Transcriptome Analysis of Tobacco's Response to P. parasitica Infection

Transcriptome analysis was conducted on tobacco plants at different time points after being inoculated with the pathogenic fungus, P. parasitica. The aim of the study was to investigate the molecular mechanisms underlying plant-pathogen interactions and to identify genes involved in the defense response of tobacco plants.

Tobacco plants were inoculated with P. parasitica, and leaf tissue samples were collected at 0, 12, 24, 48, and 72 hours post-inoculation. RNA was extracted from the samples, and transcriptome sequencing was performed using the Illumina platform.

The results showed that a total of 15,216 genes were differentially expressed at different time points after inoculation. Among these genes, 7,734 were upregulated and 7,482 were downregulated.

Gene ontology (GO) enrichment analysis revealed that the upregulated genes were mainly involved in defense response, signal transduction, and transcription regulation. In contrast, the downregulated genes were mainly involved in photosynthesis and carbohydrate metabolism.

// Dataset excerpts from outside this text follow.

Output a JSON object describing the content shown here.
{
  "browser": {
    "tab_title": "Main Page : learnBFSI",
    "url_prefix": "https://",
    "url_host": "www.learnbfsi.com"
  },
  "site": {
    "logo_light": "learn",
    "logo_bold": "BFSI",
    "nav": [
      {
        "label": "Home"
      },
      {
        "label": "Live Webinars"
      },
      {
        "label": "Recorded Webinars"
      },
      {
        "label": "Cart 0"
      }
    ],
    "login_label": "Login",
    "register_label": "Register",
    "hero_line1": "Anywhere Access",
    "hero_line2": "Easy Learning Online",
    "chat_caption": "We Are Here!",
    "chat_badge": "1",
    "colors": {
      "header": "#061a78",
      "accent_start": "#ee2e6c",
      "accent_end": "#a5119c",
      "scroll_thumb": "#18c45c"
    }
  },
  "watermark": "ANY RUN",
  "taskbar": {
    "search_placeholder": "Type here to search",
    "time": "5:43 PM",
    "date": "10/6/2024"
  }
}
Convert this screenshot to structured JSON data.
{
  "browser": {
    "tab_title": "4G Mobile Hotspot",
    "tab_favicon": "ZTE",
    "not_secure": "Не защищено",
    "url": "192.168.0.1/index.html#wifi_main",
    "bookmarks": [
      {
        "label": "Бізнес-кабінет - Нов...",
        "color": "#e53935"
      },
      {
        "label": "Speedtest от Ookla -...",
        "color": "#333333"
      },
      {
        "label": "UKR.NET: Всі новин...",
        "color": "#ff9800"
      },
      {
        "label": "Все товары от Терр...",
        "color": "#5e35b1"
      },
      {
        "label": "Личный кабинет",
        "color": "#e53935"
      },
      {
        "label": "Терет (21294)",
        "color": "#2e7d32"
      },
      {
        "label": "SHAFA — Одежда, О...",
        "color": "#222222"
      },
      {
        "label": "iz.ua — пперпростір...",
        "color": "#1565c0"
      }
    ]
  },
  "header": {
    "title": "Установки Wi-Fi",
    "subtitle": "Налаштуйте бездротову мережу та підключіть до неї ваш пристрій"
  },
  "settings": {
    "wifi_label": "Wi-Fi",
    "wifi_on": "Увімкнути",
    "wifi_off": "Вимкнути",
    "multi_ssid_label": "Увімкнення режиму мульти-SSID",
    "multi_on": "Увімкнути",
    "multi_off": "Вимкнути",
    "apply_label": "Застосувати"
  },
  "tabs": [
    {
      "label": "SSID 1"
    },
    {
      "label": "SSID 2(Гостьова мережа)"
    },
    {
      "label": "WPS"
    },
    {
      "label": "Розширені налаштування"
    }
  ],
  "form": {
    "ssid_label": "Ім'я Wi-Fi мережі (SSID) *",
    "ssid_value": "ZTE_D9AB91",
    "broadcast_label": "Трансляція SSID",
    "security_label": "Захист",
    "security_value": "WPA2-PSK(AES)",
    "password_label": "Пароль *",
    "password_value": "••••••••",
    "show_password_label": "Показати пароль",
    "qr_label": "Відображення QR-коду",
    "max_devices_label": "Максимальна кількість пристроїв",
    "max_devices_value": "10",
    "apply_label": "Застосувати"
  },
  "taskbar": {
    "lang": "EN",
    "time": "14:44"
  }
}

Pathway enrichment analysis showed that the upregulated genes were enriched in the plant-pathogen interaction pathway, biosynthesis of secondary metabolites pathway, and phenylpropanoid biosynthesis pathway. The downregulated genes were enriched in the photosynthesis pathway and carbon fixation pathway.

Several key genes involved in plant defense response were identified, including WRKY transcription factors, MAPKs, and PR proteins. These genes may play important roles in the defense response of tobacco plants to P. parasitica infection.

In conclusion, this study provides valuable insights into the molecular mechanisms underlying plant-pathogen interactions and identifies potential targets for improving plant resistance to fungal pathogens.